The pieces do: a scattered society, living on what seems like a giant canopy; and far below, on a “snow sea,” another scattered society; unawares of each other, but linked by dwindling resources. Up above, we have Kaina (Yoshimasa Hosoya), the only youth in his community, and trying to learn the ancient art of “reading” – via what looks like a collection of aged street and shop signs – from the local old, kooky dude. The sky society seems peaceful and sedate to a fault, contrasted with down below, where Ririha (Rie Takahashi) lives in Atland, one of the holdouts against the roving, conquering Valghans, who’ve been taking over cities one by one, and taking their water. A last big attempt at solving this ongoing war, by contacting the rumored “sage,” brings Ririha floating up into the canopy, surprised to discover Kaina and his peoples. The threads of our story come together: what can these two learn from one another to stop the fighting, and potentially save the world? And what does this odd, mushroom-looking glowy creature that shows up periodically have to do with anything?

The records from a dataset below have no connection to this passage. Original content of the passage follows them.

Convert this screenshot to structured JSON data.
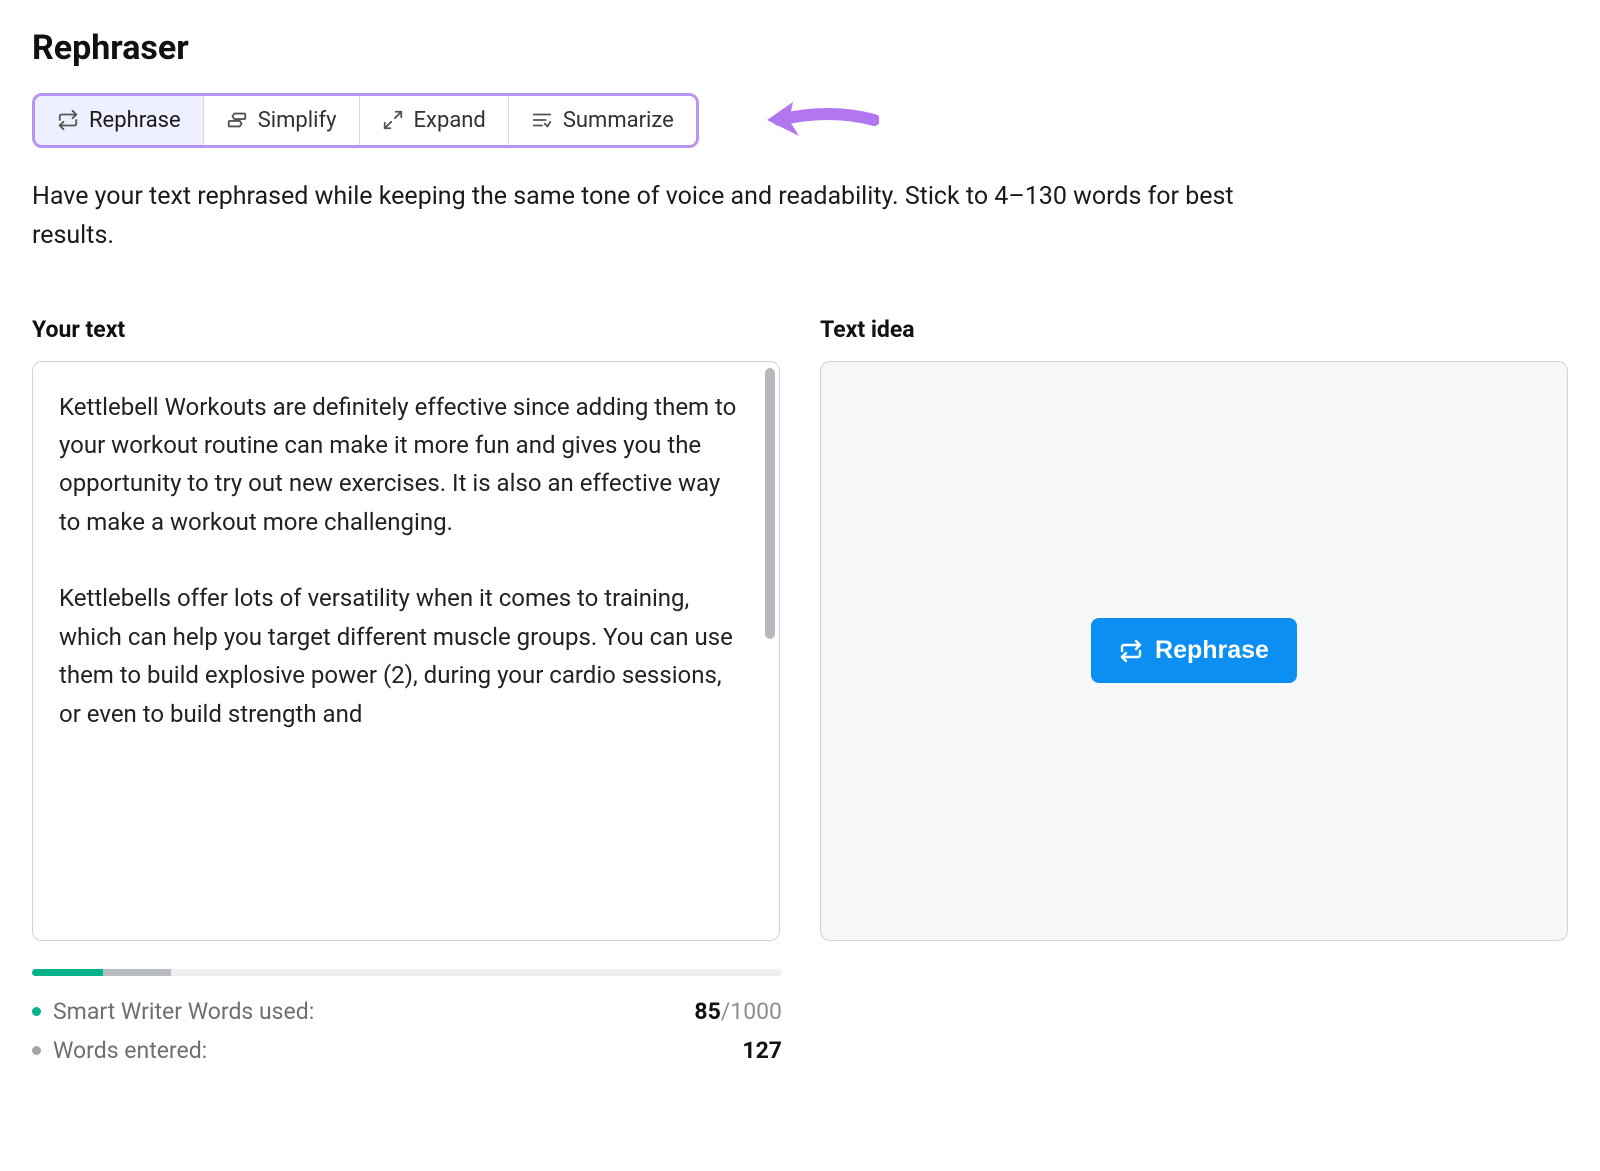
{
  "title": "Rephraser",
  "tabs": [
    {
      "id": "rephrase",
      "label": "Rephrase",
      "active": true
    },
    {
      "id": "simplify",
      "label": "Simplify",
      "active": false
    },
    {
      "id": "expand",
      "label": "Expand",
      "active": false
    },
    {
      "id": "summarize",
      "label": "Summarize",
      "active": false
    }
  ],
  "description": "Have your text rephrased while keeping the same tone of voice and readability. Stick to 4–130 words for best results.",
  "leftPane": {
    "label": "Your text",
    "value": "Kettlebell Workouts are definitely effective since adding them to your workout routine can make it more fun and gives you the opportunity to try out new exercises. It is also an effective way to make a workout more challenging.\n\nKettlebells offer lots of versatility when it comes to training, which can help you target different muscle groups. You can use them to build explosive power (2), during your cardio sessions, or even to build strength and"
  },
  "rightPane": {
    "label": "Text idea",
    "buttonLabel": "Rephrase"
  },
  "stats": {
    "smartWriter": {
      "label": "Smart Writer Words used:",
      "used": "85",
      "total": "1000"
    },
    "wordsEntered": {
      "label": "Words entered:",
      "value": "127"
    }
  }
}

The meetcute is fun; both Kaina and Ririha are typical do-good protags, but there’s enough meat to the adventure to give them dimension, and their voice actors are excellent. The pacing – ascent to the sky; descent to the sky; a kidnap and rescue and a final battle – is quite perfect as well, using the series’ 11-episodes effectively to keep story developments happening, without pausing the ever-approaching Valghan threat. In anime in general, a lot of the unexplained world-building we see here is expected: things just happen, and we go with it. That said, Nihei’s constructions are often different in this regard, following an internal logic that extrapolates from reality, as opposed to templates – i.e. isekai stuff; RPG stuff – that’s lain atop of many shows. Sidonia was purposefully a bit more explicit with its hard science, which is why that made sense as a show; but the obliqueness of the Blame! and Aposimz (and other) worlds requires a sense of wonder and scale that the adventure tone of this show can’t quite serve. And while Polygon has very much stepped up their game with more fluid animation, obscuring the CG aspect of it, the direction does not define the size of Kaina’s world effectively; it seems too easy to cross from snow to sky, and revelations about the world require speculation as to why such things hadn’t previously been discovered. This can be a part of Nihei’s work for sure, but in text / picture form, the reader is allowed to explore panels and between panels on their own, whereas anime is a guided tour. Similarly, the logic of the world – what the “snow” is, for example – while not needing outright explanation, needs more consistency in presentation. In other words, without knowledge of the creator, who we can trust to have some thoughts as to how these bits and pieces function, this all feels rather random, and weightless. And interesting, for sure, but moreso as a backdrop to – with those details stripped away – is something of a typical adventure tale.
Well told, well acted, well animated; all great things. But this is one I maybe look forward to reading.